Ambas actitudes son erróneas porque implican una suerte de fijismo que cristaliza lo que por naturaleza es contingente y mutable. A veces, la disciplina eclesiástica o el Magisterio han reforzado -tal vez sin quererlo- estas actitudes fijistas. Así ha ocurrido cuando, por ejemplo, para consolidar una reforma se ha prohibido toda clase de discusión y crítica sobre ella. O bien cuando no se ha tratado de dar suficientes explicaciones sobre la naturaleza del cambio y los motivos que lo justifican.
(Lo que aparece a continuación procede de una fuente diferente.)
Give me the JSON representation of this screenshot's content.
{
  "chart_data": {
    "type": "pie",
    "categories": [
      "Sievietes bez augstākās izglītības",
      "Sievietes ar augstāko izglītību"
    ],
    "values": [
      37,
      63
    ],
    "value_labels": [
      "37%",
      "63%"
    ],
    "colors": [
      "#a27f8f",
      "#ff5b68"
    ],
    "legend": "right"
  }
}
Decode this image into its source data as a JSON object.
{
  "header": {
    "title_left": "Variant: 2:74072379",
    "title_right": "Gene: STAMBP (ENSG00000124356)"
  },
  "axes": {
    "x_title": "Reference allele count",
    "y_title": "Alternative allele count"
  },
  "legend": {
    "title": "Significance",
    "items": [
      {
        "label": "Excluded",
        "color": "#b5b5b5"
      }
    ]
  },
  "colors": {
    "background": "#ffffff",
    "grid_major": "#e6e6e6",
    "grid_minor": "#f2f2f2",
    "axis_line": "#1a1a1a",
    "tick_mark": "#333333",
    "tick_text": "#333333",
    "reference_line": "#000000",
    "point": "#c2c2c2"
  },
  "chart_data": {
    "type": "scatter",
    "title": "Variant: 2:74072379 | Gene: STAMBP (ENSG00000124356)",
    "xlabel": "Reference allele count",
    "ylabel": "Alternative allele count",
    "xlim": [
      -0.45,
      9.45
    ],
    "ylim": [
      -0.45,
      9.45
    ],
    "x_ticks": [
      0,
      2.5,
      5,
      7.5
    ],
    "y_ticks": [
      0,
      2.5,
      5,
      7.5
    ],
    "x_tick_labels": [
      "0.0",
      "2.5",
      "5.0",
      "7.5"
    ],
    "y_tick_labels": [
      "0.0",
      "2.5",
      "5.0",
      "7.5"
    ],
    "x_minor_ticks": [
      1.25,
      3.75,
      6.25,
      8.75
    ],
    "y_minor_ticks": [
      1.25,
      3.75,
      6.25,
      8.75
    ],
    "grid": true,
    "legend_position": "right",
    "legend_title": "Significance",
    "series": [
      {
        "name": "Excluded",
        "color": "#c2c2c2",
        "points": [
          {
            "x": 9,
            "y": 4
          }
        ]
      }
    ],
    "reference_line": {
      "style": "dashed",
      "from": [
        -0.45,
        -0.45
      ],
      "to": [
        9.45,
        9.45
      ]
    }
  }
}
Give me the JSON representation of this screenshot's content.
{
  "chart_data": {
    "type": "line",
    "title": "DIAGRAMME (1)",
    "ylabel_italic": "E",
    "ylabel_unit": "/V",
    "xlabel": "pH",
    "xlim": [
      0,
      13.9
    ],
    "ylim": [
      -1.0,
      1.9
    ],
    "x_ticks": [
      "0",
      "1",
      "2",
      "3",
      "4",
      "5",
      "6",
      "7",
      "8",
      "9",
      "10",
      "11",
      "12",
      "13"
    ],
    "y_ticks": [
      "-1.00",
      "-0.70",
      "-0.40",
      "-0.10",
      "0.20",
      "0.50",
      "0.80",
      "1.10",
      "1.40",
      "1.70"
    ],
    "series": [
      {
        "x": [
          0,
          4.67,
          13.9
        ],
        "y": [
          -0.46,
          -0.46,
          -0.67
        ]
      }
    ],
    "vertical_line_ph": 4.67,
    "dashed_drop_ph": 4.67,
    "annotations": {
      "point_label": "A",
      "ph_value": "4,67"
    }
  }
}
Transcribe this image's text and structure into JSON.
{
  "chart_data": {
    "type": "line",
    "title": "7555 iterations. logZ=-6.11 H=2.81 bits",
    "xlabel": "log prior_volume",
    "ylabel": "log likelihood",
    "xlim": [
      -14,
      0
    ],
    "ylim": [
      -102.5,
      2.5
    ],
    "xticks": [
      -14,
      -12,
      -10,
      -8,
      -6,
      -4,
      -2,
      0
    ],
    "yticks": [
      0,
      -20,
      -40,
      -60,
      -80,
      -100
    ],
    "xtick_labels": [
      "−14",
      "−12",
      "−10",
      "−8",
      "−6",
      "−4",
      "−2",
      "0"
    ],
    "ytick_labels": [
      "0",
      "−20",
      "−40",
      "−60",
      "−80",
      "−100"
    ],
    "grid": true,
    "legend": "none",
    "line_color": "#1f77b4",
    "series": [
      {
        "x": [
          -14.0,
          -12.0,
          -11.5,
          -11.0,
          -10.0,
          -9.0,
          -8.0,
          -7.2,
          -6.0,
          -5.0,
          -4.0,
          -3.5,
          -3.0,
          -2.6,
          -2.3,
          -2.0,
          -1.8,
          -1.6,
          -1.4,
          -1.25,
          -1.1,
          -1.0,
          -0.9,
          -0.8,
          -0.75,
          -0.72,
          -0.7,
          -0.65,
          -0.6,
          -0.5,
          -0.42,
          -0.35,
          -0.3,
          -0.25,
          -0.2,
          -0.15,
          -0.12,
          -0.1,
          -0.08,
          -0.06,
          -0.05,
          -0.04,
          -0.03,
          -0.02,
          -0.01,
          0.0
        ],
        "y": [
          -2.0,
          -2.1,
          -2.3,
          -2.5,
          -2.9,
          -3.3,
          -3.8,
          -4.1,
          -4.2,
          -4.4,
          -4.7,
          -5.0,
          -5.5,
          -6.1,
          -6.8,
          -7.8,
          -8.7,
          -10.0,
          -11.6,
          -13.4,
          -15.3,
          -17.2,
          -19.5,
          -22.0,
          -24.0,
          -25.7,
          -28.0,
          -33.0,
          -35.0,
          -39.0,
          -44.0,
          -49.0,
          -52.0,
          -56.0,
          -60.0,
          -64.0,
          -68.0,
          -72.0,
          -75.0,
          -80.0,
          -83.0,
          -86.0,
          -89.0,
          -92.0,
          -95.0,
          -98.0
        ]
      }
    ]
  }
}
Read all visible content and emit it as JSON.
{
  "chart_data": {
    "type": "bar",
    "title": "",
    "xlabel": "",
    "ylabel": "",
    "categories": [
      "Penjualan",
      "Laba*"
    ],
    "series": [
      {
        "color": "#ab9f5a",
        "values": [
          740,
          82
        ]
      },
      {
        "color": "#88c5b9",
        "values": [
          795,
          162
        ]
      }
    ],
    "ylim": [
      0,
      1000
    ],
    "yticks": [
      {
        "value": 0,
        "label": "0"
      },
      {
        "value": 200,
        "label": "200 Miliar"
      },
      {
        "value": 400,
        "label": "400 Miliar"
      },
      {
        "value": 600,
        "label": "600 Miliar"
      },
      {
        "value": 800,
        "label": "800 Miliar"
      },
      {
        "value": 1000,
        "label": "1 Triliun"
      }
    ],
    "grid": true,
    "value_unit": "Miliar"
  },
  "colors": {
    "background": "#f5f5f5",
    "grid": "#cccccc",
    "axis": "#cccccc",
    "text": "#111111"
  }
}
La actitud que se pide a los católicos respecto de la disciplina y de las enseñanzas conjugadas con elementos contingentes es una “…voluntad de asentimiento leal” (n.24) que no es incompatible con el pedido de explicaciones e incluso con la sana crítica. Porque existe un derecho de “…los fieles, en relación con sus Pastores, a manifestarles sus necesidades y sus deseos (c.212 § 2). A este derecho (Christifidelibus integrum est) corresponde el deber de la jerarquía de escuchar y prestar la debida atención a las peticiones, necesidades y deseos de los fieles que les están encomendados. Se trata de una consecuencia y derivación lógica de su misión servicial (LG 32 y 37). La realización práctica de este derecho y deber deberá establecerse con normas concretas y prácticas, acomodadas a personas, tiempos y lugares. Pero no puede quedar en mera proclamación de un principio. Es claro que el derecho de los fieles a ser oídos en sus peticiones y deseos no lleva consigo la obligación de acceder, siempre y necesariamente, a todo lo que se les pide. Pero, al menos, parece que, salvo casos excepcionales, tienen derecho a una respuesta razonada… La manifestación sensata y respetuosa de la opinión en la Iglesia debería ser un hecho de vigencia normal, sin exagerados miedos a que puedan afectar a la unidad de la Iglesia y a su estructura jerárquica. Una cosa es la unidad necesaria y otra la uniformidad apersonalista. La manifestación sensata y humilde de la opinión personal y pública en la Iglesia debería presumirse que no afecta a la integridad de la fe, ni carece del debido respeto a la jerarquía, mientras no se demuestre lo contrario, sobre todo si aquello sobre lo que se opina está fuera de lo dogmático y entra dentro de lo opinable y de lo discutible.” (Profesores de Derecho Canónico de la Pontificia Universidad de Salamanca. Derecho canónico. BAC, Madrid: 2006. Tomo I,  ps. 168-169).
P.S.: cabe anticiparse a una objeción a esta entrada. Desde lo que Gherardini ha denominado como asunción acrítica y celebrativa del Vaticano II todas las novedades del Vaticano II podrían reducirse a disciplina eclesiástica y/o aplicaciones concretas de doctrinas definitivas. Sin duda, algunas de las novedades del último Concilio pueden reducirse a estas dos categorías; y su dogmatización indebida es un error de perspectiva teológica que contribuye al agravamiento de los problemas ya por todos conocidos. Pero no todas las novedades conciliares encuadran en estas categorías. Cabe mencionar, por ejemplo, las enseñanzas del último Concilio referidas al Colegio Episcopal como sujeto de la suprema potestad en la Iglesia: son de índole doctrinal y abstracta, cualquiera sea el juicio que merezcan sobre su homogeneidad.